Em tempo de Copa do Mundo...

... nunca mais eu quis saber de futebol, de mais nada... - 2006
Da série* : “... uma história que você nunca mais esqueceu?” - 2000/2007



Bordado e objeto (poliamida, algodão, arame) sobre travesseiro 
20 cm x 63 cm x 45 cm - Coleção particular
* Série baseada nos depoimentos de adolescentes internados em instituição por infringirem as leis.  

Texto bordado em torno da peça: Quando eu era pequeno me pai me levava sempre pra ver ele jogando no campinho. O sonho do meu pai era ser jogador de futebol... Aí ele morreu com um tiro da polícia, na guerra do morro, tava vindo do trabalho... Nunca mais eu quis saber de futebol, de mais nada. Cresci revoltado, sangue frio, entrei pro crime... Meu pai era tudo pra mim...

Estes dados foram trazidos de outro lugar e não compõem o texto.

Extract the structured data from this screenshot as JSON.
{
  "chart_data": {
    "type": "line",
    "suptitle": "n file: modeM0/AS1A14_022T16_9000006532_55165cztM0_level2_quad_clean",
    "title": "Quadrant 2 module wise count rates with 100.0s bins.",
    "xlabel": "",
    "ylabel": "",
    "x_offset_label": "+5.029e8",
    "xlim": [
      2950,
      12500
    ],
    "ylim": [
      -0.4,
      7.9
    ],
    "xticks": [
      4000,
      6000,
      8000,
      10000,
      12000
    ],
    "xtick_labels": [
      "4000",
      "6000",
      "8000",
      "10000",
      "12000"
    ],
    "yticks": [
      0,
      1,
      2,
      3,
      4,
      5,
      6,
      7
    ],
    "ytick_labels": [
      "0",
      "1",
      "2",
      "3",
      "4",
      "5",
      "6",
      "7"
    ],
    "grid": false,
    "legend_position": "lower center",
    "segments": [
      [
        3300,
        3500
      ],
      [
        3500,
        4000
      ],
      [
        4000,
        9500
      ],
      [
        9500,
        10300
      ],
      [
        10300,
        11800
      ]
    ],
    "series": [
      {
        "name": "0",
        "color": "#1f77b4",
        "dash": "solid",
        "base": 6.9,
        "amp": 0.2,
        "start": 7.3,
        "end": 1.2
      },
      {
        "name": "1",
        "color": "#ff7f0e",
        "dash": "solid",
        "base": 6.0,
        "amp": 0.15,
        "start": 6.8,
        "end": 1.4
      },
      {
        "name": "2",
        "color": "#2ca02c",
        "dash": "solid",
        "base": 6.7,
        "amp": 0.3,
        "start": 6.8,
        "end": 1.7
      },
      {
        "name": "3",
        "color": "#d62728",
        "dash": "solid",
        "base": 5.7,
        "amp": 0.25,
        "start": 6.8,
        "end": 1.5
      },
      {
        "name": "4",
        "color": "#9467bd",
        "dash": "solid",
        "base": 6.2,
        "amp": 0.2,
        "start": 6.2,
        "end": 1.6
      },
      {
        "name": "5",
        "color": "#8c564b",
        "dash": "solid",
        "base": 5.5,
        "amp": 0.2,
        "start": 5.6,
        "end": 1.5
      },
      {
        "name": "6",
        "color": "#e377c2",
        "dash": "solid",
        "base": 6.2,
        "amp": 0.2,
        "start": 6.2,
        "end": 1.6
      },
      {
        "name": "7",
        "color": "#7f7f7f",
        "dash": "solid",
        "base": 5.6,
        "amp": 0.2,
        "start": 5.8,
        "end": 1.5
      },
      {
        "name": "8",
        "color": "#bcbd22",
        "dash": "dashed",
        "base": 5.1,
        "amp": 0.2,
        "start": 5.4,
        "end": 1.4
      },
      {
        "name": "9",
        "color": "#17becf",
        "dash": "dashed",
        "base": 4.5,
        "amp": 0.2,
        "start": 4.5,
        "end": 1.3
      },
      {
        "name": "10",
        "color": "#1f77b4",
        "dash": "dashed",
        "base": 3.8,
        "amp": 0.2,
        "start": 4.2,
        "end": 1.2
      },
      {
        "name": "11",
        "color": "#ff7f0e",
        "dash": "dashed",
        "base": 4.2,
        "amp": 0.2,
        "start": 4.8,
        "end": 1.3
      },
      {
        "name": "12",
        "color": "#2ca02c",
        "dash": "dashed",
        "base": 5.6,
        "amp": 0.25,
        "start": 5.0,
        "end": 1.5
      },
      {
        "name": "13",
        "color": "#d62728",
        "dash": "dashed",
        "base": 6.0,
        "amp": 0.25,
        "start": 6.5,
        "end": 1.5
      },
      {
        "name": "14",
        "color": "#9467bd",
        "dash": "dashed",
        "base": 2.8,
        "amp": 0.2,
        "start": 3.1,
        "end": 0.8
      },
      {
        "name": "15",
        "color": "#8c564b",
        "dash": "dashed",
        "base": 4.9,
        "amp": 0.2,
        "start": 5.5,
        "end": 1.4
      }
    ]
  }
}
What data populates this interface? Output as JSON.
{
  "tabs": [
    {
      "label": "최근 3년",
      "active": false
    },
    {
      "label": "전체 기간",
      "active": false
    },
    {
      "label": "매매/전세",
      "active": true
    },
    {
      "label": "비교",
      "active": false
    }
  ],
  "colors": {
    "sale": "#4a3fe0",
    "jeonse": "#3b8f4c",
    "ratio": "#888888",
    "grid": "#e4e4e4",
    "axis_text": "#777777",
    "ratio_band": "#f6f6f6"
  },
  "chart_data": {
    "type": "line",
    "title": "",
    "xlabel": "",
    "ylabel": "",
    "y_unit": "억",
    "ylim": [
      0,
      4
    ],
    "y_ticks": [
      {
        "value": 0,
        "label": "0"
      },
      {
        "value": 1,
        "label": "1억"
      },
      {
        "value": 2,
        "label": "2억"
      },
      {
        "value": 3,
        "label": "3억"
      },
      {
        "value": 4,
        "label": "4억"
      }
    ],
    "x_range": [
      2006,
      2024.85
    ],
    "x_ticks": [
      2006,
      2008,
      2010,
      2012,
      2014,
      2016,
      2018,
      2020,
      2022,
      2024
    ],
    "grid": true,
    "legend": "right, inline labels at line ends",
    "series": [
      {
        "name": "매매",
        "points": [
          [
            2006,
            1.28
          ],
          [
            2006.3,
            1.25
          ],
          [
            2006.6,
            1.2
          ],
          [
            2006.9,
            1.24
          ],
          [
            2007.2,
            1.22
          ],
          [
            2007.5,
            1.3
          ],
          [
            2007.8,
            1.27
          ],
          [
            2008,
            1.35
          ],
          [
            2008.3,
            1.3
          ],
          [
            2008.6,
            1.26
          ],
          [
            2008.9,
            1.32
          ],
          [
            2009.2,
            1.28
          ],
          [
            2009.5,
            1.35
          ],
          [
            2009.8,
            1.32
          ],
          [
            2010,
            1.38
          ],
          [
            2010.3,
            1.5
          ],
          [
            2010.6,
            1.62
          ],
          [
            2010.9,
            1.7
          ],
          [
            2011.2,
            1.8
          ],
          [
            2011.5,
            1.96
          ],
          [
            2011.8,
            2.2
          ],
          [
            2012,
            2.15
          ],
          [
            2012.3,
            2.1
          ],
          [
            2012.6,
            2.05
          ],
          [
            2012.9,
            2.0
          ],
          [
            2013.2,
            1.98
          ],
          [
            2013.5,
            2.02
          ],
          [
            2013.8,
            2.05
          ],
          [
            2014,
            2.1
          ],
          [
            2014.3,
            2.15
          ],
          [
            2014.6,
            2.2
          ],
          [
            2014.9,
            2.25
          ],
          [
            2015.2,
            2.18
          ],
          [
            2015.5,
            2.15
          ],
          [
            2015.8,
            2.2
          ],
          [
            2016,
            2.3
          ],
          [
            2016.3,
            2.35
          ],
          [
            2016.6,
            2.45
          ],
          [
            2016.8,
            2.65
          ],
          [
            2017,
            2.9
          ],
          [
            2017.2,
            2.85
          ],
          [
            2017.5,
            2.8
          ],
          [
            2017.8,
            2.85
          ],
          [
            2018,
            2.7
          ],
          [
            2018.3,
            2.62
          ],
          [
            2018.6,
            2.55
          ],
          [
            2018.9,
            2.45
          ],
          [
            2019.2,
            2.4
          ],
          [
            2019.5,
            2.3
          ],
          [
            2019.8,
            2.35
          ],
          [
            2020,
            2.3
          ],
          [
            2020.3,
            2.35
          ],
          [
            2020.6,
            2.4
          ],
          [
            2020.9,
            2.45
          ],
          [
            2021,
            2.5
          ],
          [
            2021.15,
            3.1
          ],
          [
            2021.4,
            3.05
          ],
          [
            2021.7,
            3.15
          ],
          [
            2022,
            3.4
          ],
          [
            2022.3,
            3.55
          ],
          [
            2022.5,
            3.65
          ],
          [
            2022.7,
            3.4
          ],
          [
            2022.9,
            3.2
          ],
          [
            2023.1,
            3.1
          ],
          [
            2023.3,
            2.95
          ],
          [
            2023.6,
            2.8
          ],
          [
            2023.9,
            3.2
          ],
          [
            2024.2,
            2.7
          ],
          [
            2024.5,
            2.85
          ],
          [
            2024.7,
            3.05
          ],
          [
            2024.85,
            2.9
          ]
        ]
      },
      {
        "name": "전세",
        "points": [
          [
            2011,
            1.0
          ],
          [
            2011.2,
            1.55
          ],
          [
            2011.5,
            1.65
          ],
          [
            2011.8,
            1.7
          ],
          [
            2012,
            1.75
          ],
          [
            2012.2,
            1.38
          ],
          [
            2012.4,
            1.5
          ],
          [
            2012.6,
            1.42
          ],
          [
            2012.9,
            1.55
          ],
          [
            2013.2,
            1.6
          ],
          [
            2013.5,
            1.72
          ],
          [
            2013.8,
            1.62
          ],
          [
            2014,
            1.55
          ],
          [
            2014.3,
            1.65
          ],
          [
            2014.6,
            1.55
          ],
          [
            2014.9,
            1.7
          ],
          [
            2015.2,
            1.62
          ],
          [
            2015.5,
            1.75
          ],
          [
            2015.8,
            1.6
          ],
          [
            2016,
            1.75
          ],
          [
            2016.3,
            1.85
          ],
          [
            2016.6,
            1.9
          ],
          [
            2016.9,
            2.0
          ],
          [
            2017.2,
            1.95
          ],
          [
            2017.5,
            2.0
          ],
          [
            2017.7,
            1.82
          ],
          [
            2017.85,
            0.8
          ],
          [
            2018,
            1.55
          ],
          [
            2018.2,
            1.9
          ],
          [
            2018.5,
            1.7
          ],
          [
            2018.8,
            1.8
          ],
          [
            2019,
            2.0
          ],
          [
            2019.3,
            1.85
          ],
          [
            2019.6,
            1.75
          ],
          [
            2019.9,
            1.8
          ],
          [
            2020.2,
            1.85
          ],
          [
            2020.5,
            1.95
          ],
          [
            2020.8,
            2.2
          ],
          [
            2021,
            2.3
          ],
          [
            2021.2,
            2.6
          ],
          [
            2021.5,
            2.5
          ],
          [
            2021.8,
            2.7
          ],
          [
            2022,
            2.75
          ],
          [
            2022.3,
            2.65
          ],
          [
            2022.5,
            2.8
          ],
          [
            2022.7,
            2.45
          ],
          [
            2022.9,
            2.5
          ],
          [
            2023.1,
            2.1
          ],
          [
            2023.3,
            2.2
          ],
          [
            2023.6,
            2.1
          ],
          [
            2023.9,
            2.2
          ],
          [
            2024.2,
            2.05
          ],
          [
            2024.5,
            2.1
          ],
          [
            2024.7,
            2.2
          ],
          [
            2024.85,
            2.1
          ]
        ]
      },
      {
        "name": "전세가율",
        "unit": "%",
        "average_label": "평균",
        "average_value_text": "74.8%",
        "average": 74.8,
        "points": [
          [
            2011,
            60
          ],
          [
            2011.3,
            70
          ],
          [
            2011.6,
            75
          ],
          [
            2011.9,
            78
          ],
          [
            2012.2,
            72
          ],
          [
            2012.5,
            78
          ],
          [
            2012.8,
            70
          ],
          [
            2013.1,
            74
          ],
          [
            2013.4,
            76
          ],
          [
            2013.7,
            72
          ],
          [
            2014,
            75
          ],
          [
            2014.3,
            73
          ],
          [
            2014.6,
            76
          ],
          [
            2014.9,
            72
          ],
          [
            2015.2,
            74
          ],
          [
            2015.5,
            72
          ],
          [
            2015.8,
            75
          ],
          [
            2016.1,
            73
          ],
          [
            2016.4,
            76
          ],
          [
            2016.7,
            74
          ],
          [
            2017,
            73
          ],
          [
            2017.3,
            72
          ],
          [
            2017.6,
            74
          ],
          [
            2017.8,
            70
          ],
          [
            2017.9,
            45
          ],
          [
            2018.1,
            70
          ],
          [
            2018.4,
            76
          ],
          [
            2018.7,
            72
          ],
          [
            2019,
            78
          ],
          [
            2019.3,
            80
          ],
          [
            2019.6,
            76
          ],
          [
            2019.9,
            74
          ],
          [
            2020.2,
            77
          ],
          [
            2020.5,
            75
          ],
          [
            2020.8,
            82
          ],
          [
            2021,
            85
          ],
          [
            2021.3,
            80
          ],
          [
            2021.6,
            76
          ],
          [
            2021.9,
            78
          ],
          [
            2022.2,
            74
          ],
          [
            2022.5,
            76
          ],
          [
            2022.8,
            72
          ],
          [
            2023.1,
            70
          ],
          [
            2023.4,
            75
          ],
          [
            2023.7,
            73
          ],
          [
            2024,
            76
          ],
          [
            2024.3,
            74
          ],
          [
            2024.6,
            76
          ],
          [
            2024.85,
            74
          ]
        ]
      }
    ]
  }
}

Durante 3 anos (2000 a 2003), visitei adolescentes internados em instituição destinada à recuperação de jovens que infringiram as leis.  No início, o que pretendia ser uma pesquisa, passou a caracterizar meses de convivência diária, diálogos, trocas culturais e afetivas.
Experimentando uma proposta inédita e completamente desconhecida por mim, várias obras  surgiram durante este período. Todas com base nas conversas e trocas estabelecidas com os adolescentes. Uma delas é a instalação:  “… uma história que você nunca mais esqueceu?”
Diante de tantas histórias vividas (desde a violência doméstica e a do dia a dia nas ruas; traumas, sentimentos de traição, agressões - e até mesmo alegrias e histórias de amizade e solidariedade...) minha curiosidade era se eles haviam guardado aquela história que nunca mais esqueceram. Depois de muitos encontros estas histórias foram surgindo recuperadas de suas memórias, e a cada dia mais adolescentes tinham interesse em me conhecer e conversar.
Nos trabalhos desta série criei cenas baseadas nas respostas dos jovens do que para eles era impossível esquecer. 
Conheci mais de 100 meninos. E ouvir cada história individualmente me fez perceber o quanto estava sendo importante nossa troca. Naquele lugar, sozinha, entendi que se houvesse uma verdadeira intenção de transformação pelas intuições, estudar cada caso separadamente, cada história de vida, seria a grande oportunidade para que eles pudessem ter suas vidas reconstruídas.
De minha parte entendi que depois de criar vínculos e estar tão presente no cotidiano diário, não poderia ir embora e desaparecer de repente. Decidi então continuar na instituição até que o último adolescente que eu havia conhecido individualmente tivesse sido posto em liberdade. Para que não experimentassem mais uma vez o sentimento de abandono constante em suas vidas. 
Após a realização das obras, já envolvida e inserida naquele contexto junto aos adolescentes e os profissionais que lá trabalhavam, continuei frequentando a instituição desta vez como voluntária e criando propostas inéditas que surgiam de nossas trocas. 
Experimentar este processo na arte e na vida foi inesquecível e a partir dele pretendo dar prosseguimento a proposta de viver a arte como o encontro com o outro, na tentativa de transformar as relações das pessoas diante de universos e questões ainda tão desconhecidos.